Duration: 6 hours (8pm–2am.)
Some of the objects included paint, lipstick, flowers, matches, a candle, a polaroid camera, chains, a whip, various knives, cake, wine, clothing and a loaded gun. The exhibition began innocently enough— they fed her chocolate cake, kissed her, put her arms in the air, touched her semi-intimately. “In the beginning the public was really very much playing with me,” she remembers.
Then the audience became more and more daring. Her clothes were cut off her body, her throat was slashed and someone began to suck her blood. She remained passive throughout various sexual assaults and physical torture. Finally, one participant put a gun in her hand and pointed it to her head. Another forced it out of his hands and a fight broke out.
“What I learned was that… if you leave it up to the audience, they can kill you… I felt really violated: they cut up my clothes, stuck rose thorns in my stomach, one person aimed the gun at my head, and another took it away. It created an aggressive atmosphere. After exactly 6 hours, as planned, I stood up and started walking toward the audience. Everyone ran away, to escape an actual confrontation.”

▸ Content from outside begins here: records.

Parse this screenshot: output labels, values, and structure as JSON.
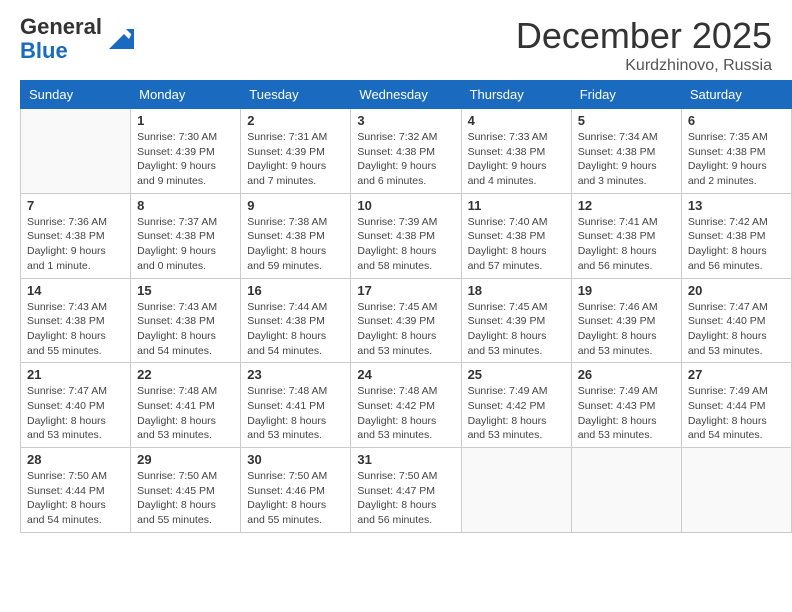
{
  "header": {
    "logo_general": "General",
    "logo_blue": "Blue",
    "month_title": "December 2025",
    "location": "Kurdzhinovo, Russia"
  },
  "days_of_week": [
    "Sunday",
    "Monday",
    "Tuesday",
    "Wednesday",
    "Thursday",
    "Friday",
    "Saturday"
  ],
  "weeks": [
    [
      {
        "day": "",
        "info": ""
      },
      {
        "day": "1",
        "info": "Sunrise: 7:30 AM\nSunset: 4:39 PM\nDaylight: 9 hours\nand 9 minutes."
      },
      {
        "day": "2",
        "info": "Sunrise: 7:31 AM\nSunset: 4:39 PM\nDaylight: 9 hours\nand 7 minutes."
      },
      {
        "day": "3",
        "info": "Sunrise: 7:32 AM\nSunset: 4:38 PM\nDaylight: 9 hours\nand 6 minutes."
      },
      {
        "day": "4",
        "info": "Sunrise: 7:33 AM\nSunset: 4:38 PM\nDaylight: 9 hours\nand 4 minutes."
      },
      {
        "day": "5",
        "info": "Sunrise: 7:34 AM\nSunset: 4:38 PM\nDaylight: 9 hours\nand 3 minutes."
      },
      {
        "day": "6",
        "info": "Sunrise: 7:35 AM\nSunset: 4:38 PM\nDaylight: 9 hours\nand 2 minutes."
      }
    ],
    [
      {
        "day": "7",
        "info": "Sunrise: 7:36 AM\nSunset: 4:38 PM\nDaylight: 9 hours\nand 1 minute."
      },
      {
        "day": "8",
        "info": "Sunrise: 7:37 AM\nSunset: 4:38 PM\nDaylight: 9 hours\nand 0 minutes."
      },
      {
        "day": "9",
        "info": "Sunrise: 7:38 AM\nSunset: 4:38 PM\nDaylight: 8 hours\nand 59 minutes."
      },
      {
        "day": "10",
        "info": "Sunrise: 7:39 AM\nSunset: 4:38 PM\nDaylight: 8 hours\nand 58 minutes."
      },
      {
        "day": "11",
        "info": "Sunrise: 7:40 AM\nSunset: 4:38 PM\nDaylight: 8 hours\nand 57 minutes."
      },
      {
        "day": "12",
        "info": "Sunrise: 7:41 AM\nSunset: 4:38 PM\nDaylight: 8 hours\nand 56 minutes."
      },
      {
        "day": "13",
        "info": "Sunrise: 7:42 AM\nSunset: 4:38 PM\nDaylight: 8 hours\nand 56 minutes."
      }
    ],
    [
      {
        "day": "14",
        "info": "Sunrise: 7:43 AM\nSunset: 4:38 PM\nDaylight: 8 hours\nand 55 minutes."
      },
      {
        "day": "15",
        "info": "Sunrise: 7:43 AM\nSunset: 4:38 PM\nDaylight: 8 hours\nand 54 minutes."
      },
      {
        "day": "16",
        "info": "Sunrise: 7:44 AM\nSunset: 4:38 PM\nDaylight: 8 hours\nand 54 minutes."
      },
      {
        "day": "17",
        "info": "Sunrise: 7:45 AM\nSunset: 4:39 PM\nDaylight: 8 hours\nand 53 minutes."
      },
      {
        "day": "18",
        "info": "Sunrise: 7:45 AM\nSunset: 4:39 PM\nDaylight: 8 hours\nand 53 minutes."
      },
      {
        "day": "19",
        "info": "Sunrise: 7:46 AM\nSunset: 4:39 PM\nDaylight: 8 hours\nand 53 minutes."
      },
      {
        "day": "20",
        "info": "Sunrise: 7:47 AM\nSunset: 4:40 PM\nDaylight: 8 hours\nand 53 minutes."
      }
    ],
    [
      {
        "day": "21",
        "info": "Sunrise: 7:47 AM\nSunset: 4:40 PM\nDaylight: 8 hours\nand 53 minutes."
      },
      {
        "day": "22",
        "info": "Sunrise: 7:48 AM\nSunset: 4:41 PM\nDaylight: 8 hours\nand 53 minutes."
      },
      {
        "day": "23",
        "info": "Sunrise: 7:48 AM\nSunset: 4:41 PM\nDaylight: 8 hours\nand 53 minutes."
      },
      {
        "day": "24",
        "info": "Sunrise: 7:48 AM\nSunset: 4:42 PM\nDaylight: 8 hours\nand 53 minutes."
      },
      {
        "day": "25",
        "info": "Sunrise: 7:49 AM\nSunset: 4:42 PM\nDaylight: 8 hours\nand 53 minutes."
      },
      {
        "day": "26",
        "info": "Sunrise: 7:49 AM\nSunset: 4:43 PM\nDaylight: 8 hours\nand 53 minutes."
      },
      {
        "day": "27",
        "info": "Sunrise: 7:49 AM\nSunset: 4:44 PM\nDaylight: 8 hours\nand 54 minutes."
      }
    ],
    [
      {
        "day": "28",
        "info": "Sunrise: 7:50 AM\nSunset: 4:44 PM\nDaylight: 8 hours\nand 54 minutes."
      },
      {
        "day": "29",
        "info": "Sunrise: 7:50 AM\nSunset: 4:45 PM\nDaylight: 8 hours\nand 55 minutes."
      },
      {
        "day": "30",
        "info": "Sunrise: 7:50 AM\nSunset: 4:46 PM\nDaylight: 8 hours\nand 55 minutes."
      },
      {
        "day": "31",
        "info": "Sunrise: 7:50 AM\nSunset: 4:47 PM\nDaylight: 8 hours\nand 56 minutes."
      },
      {
        "day": "",
        "info": ""
      },
      {
        "day": "",
        "info": ""
      },
      {
        "day": "",
        "info": ""
      }
    ]
  ]
}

This performance art, a social experiment, shows exactly how cruel society will treat a submissive woman. Psychology suggests that this brand of extreme passivity can be perceived as aggressive. People become frustrated when they are unable to solicit the reactions they deem appropriate. It is nearly impossible to deal with the total elimination of boundaries.
Still, there were those that came to her defense. They wiped away her tears, covered her nipples and genitals from exposure, attempted to create boundaries. Ultimately, as written by Natalia Borecka, “If the point of Rhythm 0 was to hold up a mirror to the darker corners of human nature, then the performance piece was a huge success. Not only did it reveal the true price of passivity, it hinted at what submissive women might really be up against when they leave themselves in the hands of strangers.”